The following is an excerpt from Laura Rowley | First Published on November 2, 2011 | DailyFinance.com |
Like many Americans, Al Checchi is fed up with Wall Street. But the 63-year-old isn’t joining the protestors at Occupy Wall Street. Checchi is a multimillionaire. His beef is with the institutions that he chose to manage money for him, assuming the returns they’d achieve would at least keep pace with the broader market averages. That isn’t what happened.
“I won’t name names, but I invested with all the usual suspects — name-brand investment banks and commercial banks, hedge funds, private equity and venture capital funds,” says Checchi, who retired a few years ago after a career that included top positions with Marriott (MAR), the Bass brothers, Walt Disney (DIS) and Northwest Airlines (DAL), where he engineered a leveraged buyout and served as chairman. “I assumed they were professional. I was appalled.”
The loss of faith in the professionals on Wall Street is a sentiment that has reverberated across the American investment landscape since 2008, amid mounting criminal convictions and civil fines for insider trading, and fraudulent marketing. Monday’s bankruptcy filing by MF Global and the news of discrepancies in its books have only added to investor concerns.
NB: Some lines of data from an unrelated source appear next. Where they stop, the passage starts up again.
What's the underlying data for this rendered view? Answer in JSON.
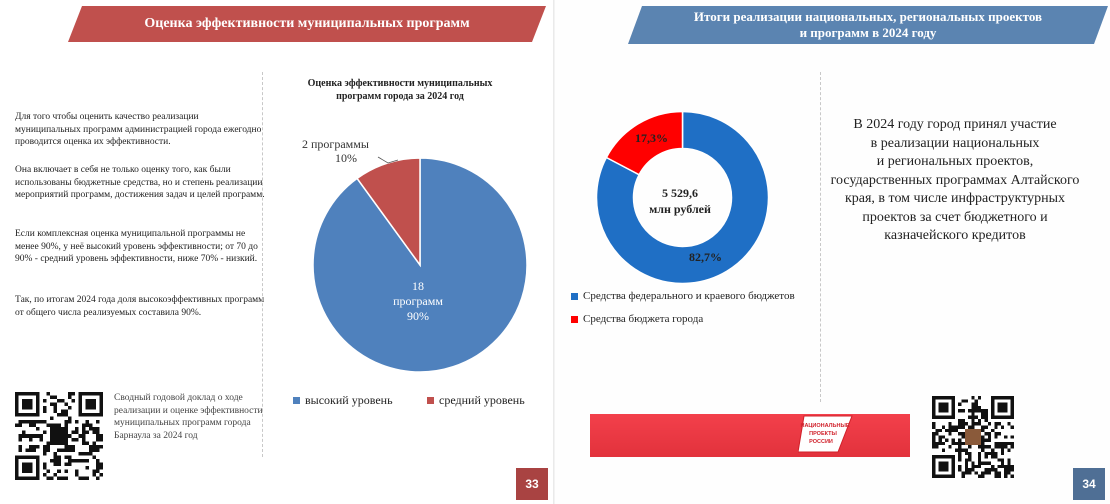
{
  "left_page": {
    "banner_title": "Оценка эффективности муниципальных программ",
    "paragraphs": [
      "Для того чтобы оценить качество реализации муниципальных программ администрацией города ежегодно проводится оценка их эффективности.",
      "Она включает в себя не только оценку того, как были использованы бюджетные средства, но и степень реализации мероприятий программ, достижения задач и целей программ.",
      "Если комплексная оценка муниципальной программы не менее  90%, у неё высокий уровень эффективности;  от 70 до 90% - средний уровень эффективности, ниже 70% - низкий.",
      "Так, по итогам 2024 года доля высокоэффективных программ от общего числа реализуемых составила 90%."
    ],
    "qr_caption": "Сводный годовой доклад о ходе реализации и оценке эффективности муниципальных программ города Барнаула за 2024 год",
    "page_number": "33"
  },
  "pie_chart": {
    "title": "Оценка эффективности муниципальных программ города за 2024 год",
    "slice_high_count": "18",
    "slice_high_unit": "программ",
    "slice_high_pct": "90%",
    "slice_mid_label": "2 программы",
    "slice_mid_pct": "10%",
    "legend_high": "высокий уровень",
    "legend_mid": "средний уровень",
    "colors": {
      "high": "#4f81bd",
      "mid": "#c0504d"
    }
  },
  "right_page": {
    "banner_line1": "Итоги реализации национальных, региональных проектов",
    "banner_line2": "и программ в 2024 году",
    "donut_center_value": "5 529,6",
    "donut_center_unit": "млн рублей",
    "pct_federal": "82,7%",
    "pct_city": "17,3%",
    "legend_federal": "Средства федерального и краевого бюджетов",
    "legend_city": "Средства бюджета города",
    "colors": {
      "federal": "#1f6fc5",
      "city": "#ff0000"
    },
    "text_lines": [
      "В 2024 году город принял участие",
      "в реализации национальных",
      "и региональных проектов,",
      "государственных программах Алтайского",
      "края, в том числе инфраструктурных",
      "проектов за счет бюджетного и",
      "казначейского кредитов"
    ],
    "logo_text": [
      "НАЦИОНАЛЬНЫЕ",
      "ПРОЕКТЫ",
      "РОССИИ"
    ],
    "page_number": "34"
  },
  "chart_data": [
    {
      "type": "pie",
      "title": "Оценка эффективности муниципальных программ города за 2024 год",
      "categories": [
        "высокий уровень",
        "средний уровень"
      ],
      "values": [
        90,
        10
      ],
      "counts": [
        18,
        2
      ],
      "legend": "bottom"
    },
    {
      "type": "pie",
      "title": "",
      "categories": [
        "Средства федерального и краевого бюджетов",
        "Средства бюджета города"
      ],
      "values": [
        82.7,
        17.3
      ],
      "total": "5 529,6 млн рублей",
      "legend": "bottom"
    }
  ]
}
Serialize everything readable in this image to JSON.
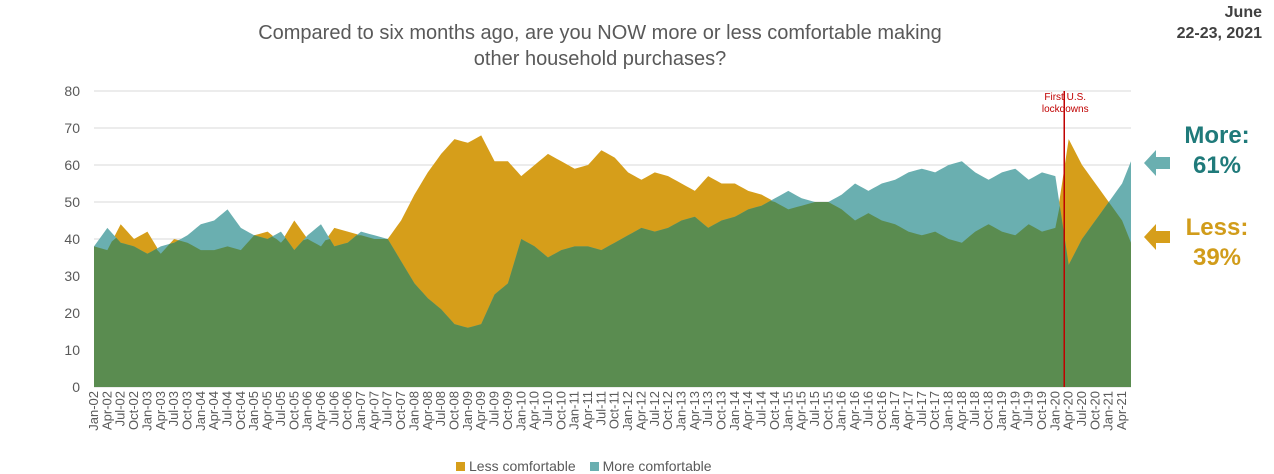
{
  "header": {
    "title_line1": "Compared to six months ago, are you NOW more or less comfortable making",
    "title_line2": "other household purchases?",
    "date_line1": "June",
    "date_line2": "22-23, 2021"
  },
  "callouts": {
    "more_label": "More:",
    "more_value": "61%",
    "less_label": "Less:",
    "less_value": "39%"
  },
  "colors": {
    "less": "#d69e1a",
    "more": "#6aafb0",
    "base": "#5a8c50",
    "event_line": "#c00000",
    "more_text": "#1f7a7a",
    "less_text": "#d19c1a"
  },
  "chart_data": {
    "type": "area",
    "title": "Compared to six months ago, are you NOW more or less comfortable making other household purchases?",
    "ylim": [
      0,
      80
    ],
    "yticks": [
      0,
      10,
      20,
      30,
      40,
      50,
      60,
      70,
      80
    ],
    "grid": true,
    "legend_position": "bottom",
    "x_tick_labels": [
      "Jan-02",
      "Apr-02",
      "Jul-02",
      "Oct-02",
      "Jan-03",
      "Apr-03",
      "Jul-03",
      "Oct-03",
      "Jan-04",
      "Apr-04",
      "Jul-04",
      "Oct-04",
      "Jan-05",
      "Apr-05",
      "Jul-05",
      "Oct-05",
      "Jan-06",
      "Apr-06",
      "Jul-06",
      "Oct-06",
      "Jan-07",
      "Apr-07",
      "Jul-07",
      "Oct-07",
      "Jan-08",
      "Apr-08",
      "Jul-08",
      "Oct-08",
      "Jan-09",
      "Apr-09",
      "Jul-09",
      "Oct-09",
      "Jan-10",
      "Apr-10",
      "Jul-10",
      "Oct-10",
      "Jan-11",
      "Apr-11",
      "Jul-11",
      "Oct-11",
      "Jan-12",
      "Apr-12",
      "Jul-12",
      "Oct-12",
      "Jan-13",
      "Apr-13",
      "Jul-13",
      "Oct-13",
      "Jan-14",
      "Apr-14",
      "Jul-14",
      "Oct-14",
      "Jan-15",
      "Apr-15",
      "Jul-15",
      "Oct-15",
      "Jan-16",
      "Apr-16",
      "Jul-16",
      "Oct-16",
      "Jan-17",
      "Apr-17",
      "Jul-17",
      "Oct-17",
      "Jan-18",
      "Apr-18",
      "Jul-18",
      "Oct-18",
      "Jan-19",
      "Apr-19",
      "Jul-19",
      "Oct-19",
      "Jan-20",
      "Apr-20",
      "Jul-20",
      "Oct-20",
      "Jan-21",
      "Apr-21"
    ],
    "x_range": [
      "2002-01",
      "2021-06"
    ],
    "annotation": {
      "text_line1": "First U.S.",
      "text_line2": "lockdowns",
      "x": "2020-03"
    },
    "series": [
      {
        "name": "Less comfortable",
        "points": [
          [
            "2002-01",
            38
          ],
          [
            "2002-04",
            37
          ],
          [
            "2002-07",
            44
          ],
          [
            "2002-10",
            40
          ],
          [
            "2003-01",
            42
          ],
          [
            "2003-04",
            36
          ],
          [
            "2003-07",
            40
          ],
          [
            "2003-10",
            39
          ],
          [
            "2004-01",
            37
          ],
          [
            "2004-04",
            37
          ],
          [
            "2004-07",
            38
          ],
          [
            "2004-10",
            37
          ],
          [
            "2005-01",
            41
          ],
          [
            "2005-04",
            42
          ],
          [
            "2005-07",
            39
          ],
          [
            "2005-10",
            45
          ],
          [
            "2006-01",
            40
          ],
          [
            "2006-04",
            38
          ],
          [
            "2006-07",
            43
          ],
          [
            "2006-10",
            42
          ],
          [
            "2007-01",
            41
          ],
          [
            "2007-04",
            40
          ],
          [
            "2007-07",
            40
          ],
          [
            "2007-10",
            45
          ],
          [
            "2008-01",
            52
          ],
          [
            "2008-04",
            58
          ],
          [
            "2008-07",
            63
          ],
          [
            "2008-10",
            67
          ],
          [
            "2009-01",
            66
          ],
          [
            "2009-04",
            68
          ],
          [
            "2009-07",
            61
          ],
          [
            "2009-10",
            61
          ],
          [
            "2010-01",
            57
          ],
          [
            "2010-04",
            60
          ],
          [
            "2010-07",
            63
          ],
          [
            "2010-10",
            61
          ],
          [
            "2011-01",
            59
          ],
          [
            "2011-04",
            60
          ],
          [
            "2011-07",
            64
          ],
          [
            "2011-10",
            62
          ],
          [
            "2012-01",
            58
          ],
          [
            "2012-04",
            56
          ],
          [
            "2012-07",
            58
          ],
          [
            "2012-10",
            57
          ],
          [
            "2013-01",
            55
          ],
          [
            "2013-04",
            53
          ],
          [
            "2013-07",
            57
          ],
          [
            "2013-10",
            55
          ],
          [
            "2014-01",
            55
          ],
          [
            "2014-04",
            53
          ],
          [
            "2014-07",
            52
          ],
          [
            "2014-10",
            50
          ],
          [
            "2015-01",
            48
          ],
          [
            "2015-04",
            49
          ],
          [
            "2015-07",
            50
          ],
          [
            "2015-10",
            50
          ],
          [
            "2016-01",
            48
          ],
          [
            "2016-04",
            45
          ],
          [
            "2016-07",
            47
          ],
          [
            "2016-10",
            45
          ],
          [
            "2017-01",
            44
          ],
          [
            "2017-04",
            42
          ],
          [
            "2017-07",
            41
          ],
          [
            "2017-10",
            42
          ],
          [
            "2018-01",
            40
          ],
          [
            "2018-04",
            39
          ],
          [
            "2018-07",
            42
          ],
          [
            "2018-10",
            44
          ],
          [
            "2019-01",
            42
          ],
          [
            "2019-04",
            41
          ],
          [
            "2019-07",
            44
          ],
          [
            "2019-10",
            42
          ],
          [
            "2020-01",
            43
          ],
          [
            "2020-04",
            67
          ],
          [
            "2020-07",
            60
          ],
          [
            "2020-10",
            55
          ],
          [
            "2021-01",
            50
          ],
          [
            "2021-04",
            45
          ],
          [
            "2021-06",
            39
          ]
        ]
      },
      {
        "name": "More comfortable",
        "points": [
          [
            "2002-01",
            38
          ],
          [
            "2002-04",
            43
          ],
          [
            "2002-07",
            39
          ],
          [
            "2002-10",
            38
          ],
          [
            "2003-01",
            36
          ],
          [
            "2003-04",
            38
          ],
          [
            "2003-07",
            39
          ],
          [
            "2003-10",
            41
          ],
          [
            "2004-01",
            44
          ],
          [
            "2004-04",
            45
          ],
          [
            "2004-07",
            48
          ],
          [
            "2004-10",
            43
          ],
          [
            "2005-01",
            41
          ],
          [
            "2005-04",
            40
          ],
          [
            "2005-07",
            42
          ],
          [
            "2005-10",
            37
          ],
          [
            "2006-01",
            41
          ],
          [
            "2006-04",
            44
          ],
          [
            "2006-07",
            38
          ],
          [
            "2006-10",
            39
          ],
          [
            "2007-01",
            42
          ],
          [
            "2007-04",
            41
          ],
          [
            "2007-07",
            40
          ],
          [
            "2007-10",
            34
          ],
          [
            "2008-01",
            28
          ],
          [
            "2008-04",
            24
          ],
          [
            "2008-07",
            21
          ],
          [
            "2008-10",
            17
          ],
          [
            "2009-01",
            16
          ],
          [
            "2009-04",
            17
          ],
          [
            "2009-07",
            25
          ],
          [
            "2009-10",
            28
          ],
          [
            "2010-01",
            40
          ],
          [
            "2010-04",
            38
          ],
          [
            "2010-07",
            35
          ],
          [
            "2010-10",
            37
          ],
          [
            "2011-01",
            38
          ],
          [
            "2011-04",
            38
          ],
          [
            "2011-07",
            37
          ],
          [
            "2011-10",
            39
          ],
          [
            "2012-01",
            41
          ],
          [
            "2012-04",
            43
          ],
          [
            "2012-07",
            42
          ],
          [
            "2012-10",
            43
          ],
          [
            "2013-01",
            45
          ],
          [
            "2013-04",
            46
          ],
          [
            "2013-07",
            43
          ],
          [
            "2013-10",
            45
          ],
          [
            "2014-01",
            46
          ],
          [
            "2014-04",
            48
          ],
          [
            "2014-07",
            49
          ],
          [
            "2014-10",
            51
          ],
          [
            "2015-01",
            53
          ],
          [
            "2015-04",
            51
          ],
          [
            "2015-07",
            50
          ],
          [
            "2015-10",
            50
          ],
          [
            "2016-01",
            52
          ],
          [
            "2016-04",
            55
          ],
          [
            "2016-07",
            53
          ],
          [
            "2016-10",
            55
          ],
          [
            "2017-01",
            56
          ],
          [
            "2017-04",
            58
          ],
          [
            "2017-07",
            59
          ],
          [
            "2017-10",
            58
          ],
          [
            "2018-01",
            60
          ],
          [
            "2018-04",
            61
          ],
          [
            "2018-07",
            58
          ],
          [
            "2018-10",
            56
          ],
          [
            "2019-01",
            58
          ],
          [
            "2019-04",
            59
          ],
          [
            "2019-07",
            56
          ],
          [
            "2019-10",
            58
          ],
          [
            "2020-01",
            57
          ],
          [
            "2020-04",
            33
          ],
          [
            "2020-07",
            40
          ],
          [
            "2020-10",
            45
          ],
          [
            "2021-01",
            50
          ],
          [
            "2021-04",
            55
          ],
          [
            "2021-06",
            61
          ]
        ]
      }
    ]
  },
  "legend": {
    "less_label": "Less comfortable",
    "more_label": "More comfortable"
  }
}
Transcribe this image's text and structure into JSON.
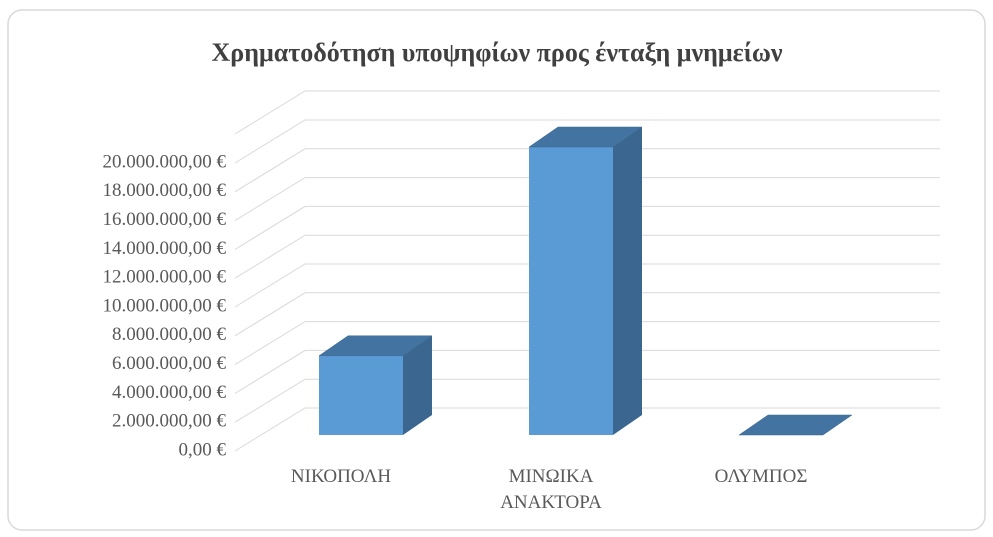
{
  "chart_data": {
    "type": "bar3d",
    "title": "Χρηματοδότηση υποψηφίων προς ένταξη μνημείων",
    "categories": [
      "ΝΙΚΟΠΟΛΗ",
      "ΜΙΝΩΙΚΑ ΑΝΑΚΤΟΡΑ",
      "ΟΛΥΜΠΟΣ"
    ],
    "values": [
      5500000,
      20000000,
      0
    ],
    "color": "#5b9bd5",
    "ylim": [
      0,
      20000000
    ],
    "yticks": [
      {
        "value": 0,
        "label": "0,00 €"
      },
      {
        "value": 2000000,
        "label": "2.000.000,00 €"
      },
      {
        "value": 4000000,
        "label": "4.000.000,00 €"
      },
      {
        "value": 6000000,
        "label": "6.000.000,00 €"
      },
      {
        "value": 8000000,
        "label": "8.000.000,00 €"
      },
      {
        "value": 10000000,
        "label": "10.000.000,00 €"
      },
      {
        "value": 12000000,
        "label": "12.000.000,00 €"
      },
      {
        "value": 14000000,
        "label": "14.000.000,00 €"
      },
      {
        "value": 16000000,
        "label": "16.000.000,00 €"
      },
      {
        "value": 18000000,
        "label": "18.000.000,00 €"
      },
      {
        "value": 20000000,
        "label": "20.000.000,00 €"
      }
    ],
    "grid": true
  }
}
But what’s unique about Checchi’s story is that he is willing to openly discuss what few wealthy investors will admit: Scandals aside, much of the harm caused to portfolios comes from standard operating procedures in the industry, practices Al Checchi calls “the difference between being a fiduciary and being predatory.”
Checchi’s story begins after he retired, when he asked his son Adam, a Harvard-educated computer science major and MBA, to analyze the family fortune, which Forbes listed at $600 million in 1997. (The Checchis wouldn’t reveal the portfolio’s current value.)
“I did the analysis on it and I was horrified,” Adam says. “When I compared where they started and the money they put in relative to owning a basic index of stocks and bonds, they were far below that.”